Cette décision s'inscrit dans une jurisprudence constante de la Cour de cassation. Par exemple, dans un arrêt du 8 mars 1989 (n° 87-84.215), la chambre criminelle a jugé que l'abrogation d'un texte d'incrimination après les faits entraînait la relaxe, même si des formalités administratives subsistent.

En revanche, attention à la distinction entre dépénalisation et simple modification des seuils. Si la nouvelle loi maintient l'infraction mais en réduit la peine, le principe s'applique aussi. Mais si elle crée une nouvelle formalité (comme la déclaration), le défaut de déclaration peut être sanctionné administrativement.

La tendance récente est à la dépénalisation de nombreuses infractions d'urbanisme, transformées en contraventions de grande voirie ou en sanctions administratives. Cela signifie que les propriétaires doivent redoubler de vigilance sur les formalités déclaratives.

Ce que vous devez retenir absolument

  1. Si la loi change après votre construction, vous ne pouvez pas être condamné pénalement pour une infraction devenue légale.
  2. Mais vous devez régulariser votre situation par une déclaration préalable, sinon l'administration peut vous infliger une amende (jusqu'à 1 200 €) et ordonner la démolition.
  3. Conservez toutes les preuves de la date de construction : photos, factures, attestations.
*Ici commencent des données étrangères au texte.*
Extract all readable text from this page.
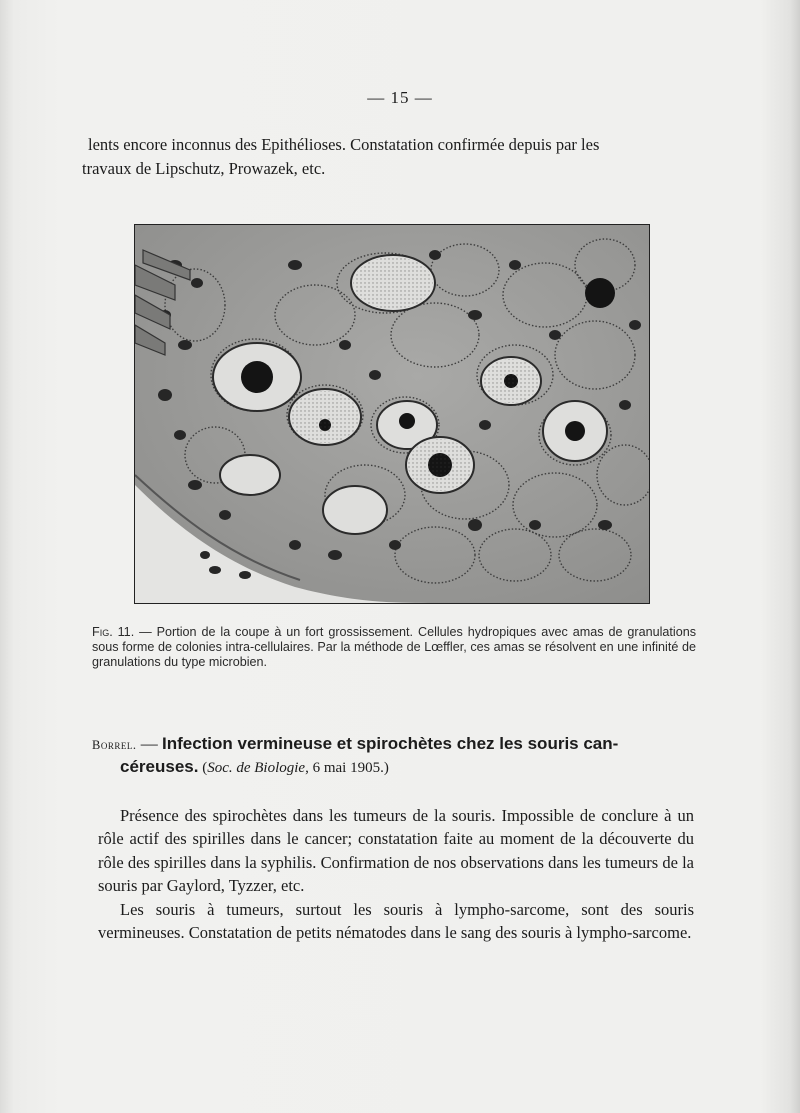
— 15 —
lents encore inconnus des Epithélioses. Constatation confirmée depuis par les
travaux de Lipschutz, Prowazek, etc.
Fig. 11. — Portion de la coupe à un fort grossissement. Cellules hydropiques avec amas de granulations sous forme de colonies intra-cellulaires. Par la méthode de Lœffler, ces amas se résolvent en une infinité de granulations du type microbien.
Borrel. — Infection vermineuse et spirochètes chez les souris can-
céreuses. (Soc. de Biologie, 6 mai 1905.)

Présence des spirochètes dans les tumeurs de la souris. Impossible de conclure à un rôle actif des spirilles dans le cancer; constatation faite au moment de la découverte du rôle des spirilles dans la syphilis. Confirmation de nos observations dans les tumeurs de la souris par Gaylord, Tyzzer, etc.

Les souris à tumeurs, surtout les souris à lympho-sarcome, sont des souris vermineuses. Constatation de petits nématodes dans le sang des souris à lympho-sarcome.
Sans elles, vous ne pourrez pas prouver que la loi en vigueur au moment des faits était différente.
  4. En cas de poursuite, ne plaidez pas seul : un avocat spécialisé en droit immobilier peut invoquer le principe de la loi pénale plus douce et faire annuler la condamnation.
  5. Avant d'acheter un bien, faites vérifier par un notaire ou un avocat la conformité des constructions existantes. Une non-conformité peut bloquer la vente ou entraîner des travaux coûteux.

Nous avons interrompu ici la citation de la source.